Thank you for the credit on that again. I know you were thinking about doing something similar and it seems that someone has probably had to have done something similar in the past. But it does feel good to contribute something that others find useful (Like what the OP did contributing this thread). I have to give you big props though for taking it to the next level. You did a sweet job on that. I have even seen pictures of your version in other threads. I’m glad about that though, because I cringe when I think about that first prototype I made with the foam divider. That would be a short waiting to happen if someone copied that version.

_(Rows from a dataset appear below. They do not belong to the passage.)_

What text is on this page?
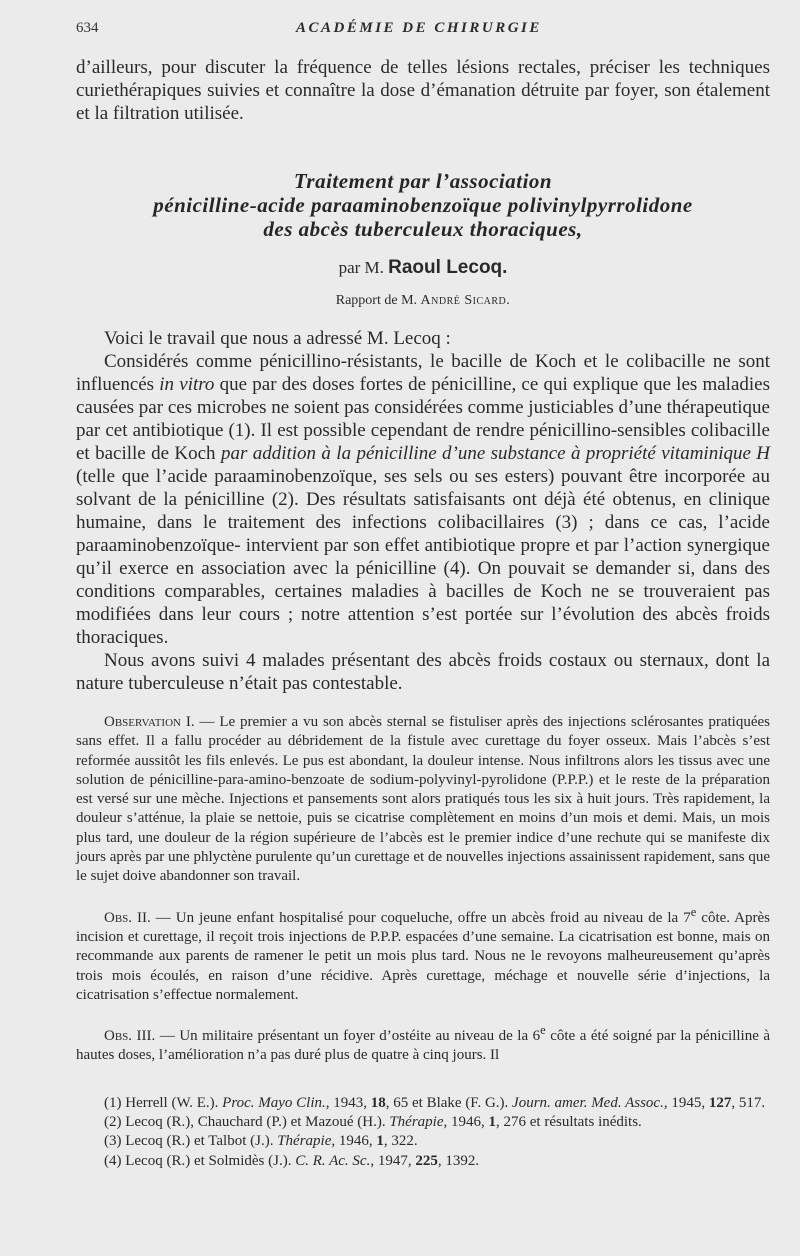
634	ACADÉMIE DE CHIRURGIE

d’ailleurs, pour discuter la fréquence de telles lésions rectales, préciser les techniques curiethérapiques suivies et connaître la dose d’émanation détruite par foyer, son étalement et la filtration utilisée.

Traitement par l’association
pénicilline-acide paraaminobenzoïque polivinylpyrrolidone
des abcès tuberculeux thoraciques,
par M. Raoul Lecoq.
Rapport de M. André Sicard.

Voici le travail que nous a adressé M. Lecoq :

Considérés comme pénicillino-résistants, le bacille de Koch et le colibacille ne sont influencés in vitro que par des doses fortes de pénicilline, ce qui explique que les maladies causées par ces microbes ne soient pas considérées comme justiciables d’une thérapeutique par cet antibiotique (1). Il est possible cependant de rendre pénicillino-sensibles colibacille et bacille de Koch par addition à la pénicilline d’une substance à propriété vitaminique H (telle que l’acide paraaminobenzoïque, ses sels ou ses esters) pouvant être incorporée au solvant de la pénicilline (2). Des résultats satisfaisants ont déjà été obtenus, en clinique humaine, dans le traitement des infections colibacillaires (3) ; dans ce cas, l’acide paraaminobenzoïque- intervient par son effet antibiotique propre et par l’action synergique qu’il exerce en association avec la pénicilline (4). On pouvait se demander si, dans des conditions comparables, certaines maladies à bacilles de Koch ne se trouveraient pas modifiées dans leur cours ; notre attention s’est portée sur l’évolution des abcès froids thoraciques.

Nous avons suivi 4 malades présentant des abcès froids costaux ou sternaux, dont la nature tuberculeuse n’était pas contestable.

Observation I. — Le premier a vu son abcès sternal se fistuliser après des injections sclérosantes pratiquées sans effet. Il a fallu procéder au débridement de la fistule avec curettage du foyer osseux. Mais l’abcès s’est reformée aussitôt les fils enlevés. Le pus est abondant, la douleur intense. Nous infiltrons alors les tissus avec une solution de pénicilline-para-amino-benzoate de sodium-polyvinyl-pyrolidone (P.P.P.) et le reste de la préparation est versé sur une mèche. Injections et pansements sont alors pratiqués tous les six à huit jours. Très rapidement, la douleur s’atténue, la plaie se nettoie, puis se cicatrise complètement en moins d’un mois et demi. Mais, un mois plus tard, une douleur de la région supérieure de l’abcès est le premier indice d’une rechute qui se manifeste dix jours après par une phlyctène purulente qu’un curettage et de nouvelles injections assainissent rapidement, sans que le sujet doive abandonner son travail.

Obs. II. — Un jeune enfant hospitalisé pour coqueluche, offre un abcès froid au niveau de la 7e côte. Après incision et curettage, il reçoit trois injections de P.P.P. espacées d’une semaine. La cicatrisation est bonne, mais on recommande aux parents de ramener le petit un mois plus tard. Nous ne le revoyons malheureusement qu’après trois mois écoulés, en raison d’une récidive. Après curettage, méchage et nouvelle série d’injections, la cicatrisation s’effectue normalement.

Obs. III. — Un militaire présentant un foyer d’ostéite au niveau de la 6e côte a été soigné par la pénicilline à hautes doses, l’amélioration n’a pas duré plus de quatre à cinq jours. Il

(1) Herrell (W. E.). Proc. Mayo Clin., 1943, 18, 65 et Blake (F. G.). Journ. amer. Med. Assoc., 1945, 127, 517.

(2) Lecoq (R.), Chauchard (P.) et Mazoué (H.). Thérapie, 1946, 1, 276 et résultats inédits.

(3) Lecoq (R.) et Talbot (J.). Thérapie, 1946, 1, 322.

(4) Lecoq (R.) et Solmidès (J.). C. R. Ac. Sc., 1947, 225, 1392.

I have done a similiar mod to one of my favorite flashlights.
It’s an old 2xD Metal flashlight from seagull which I have since I was little.
I ordered some different 12V bulbs after seeing this thread and decided last week to test out which fits best.
I used this LeD bulb(ordered from focal price or so) http://www.fasttech.com/products/1263200
I also paralleled the LEDs but wothout the drilling i just desoldered one wire and bend it up, the leds were clamped down with the optics anyway.
I used a 1A regulated driver to power the LeDs up
http://www.fasttech.com/products/1143101
This gives nice amount of light trough full voltage range. Tailcap current is too much for D Batteries, approximated runtime 2 hours….

It almost fitted perfect just the lens could be one millimeter wider, I have for now used a tiny bit insulation tape to clamp it with the head maybe I will find some clear foil or so…

I like the light and the beam is a nice as shown above (maybe even a bit better than the 3 LED bulb I have here too)

I had to made a battery contact and some soldering like always and it’s not very neat as I want to test the silicone adhesive I had ordered from fasttech but it works.

I recycled an old PCB for the positive contact so there are some pads missing… But it works and was done quickly. Soldered the negative wire direct to some copper from the switch mechanic. Some kapton around to protect from shorting something.

Are the spare bridgelux emitters from fasttech much brighter(two times)?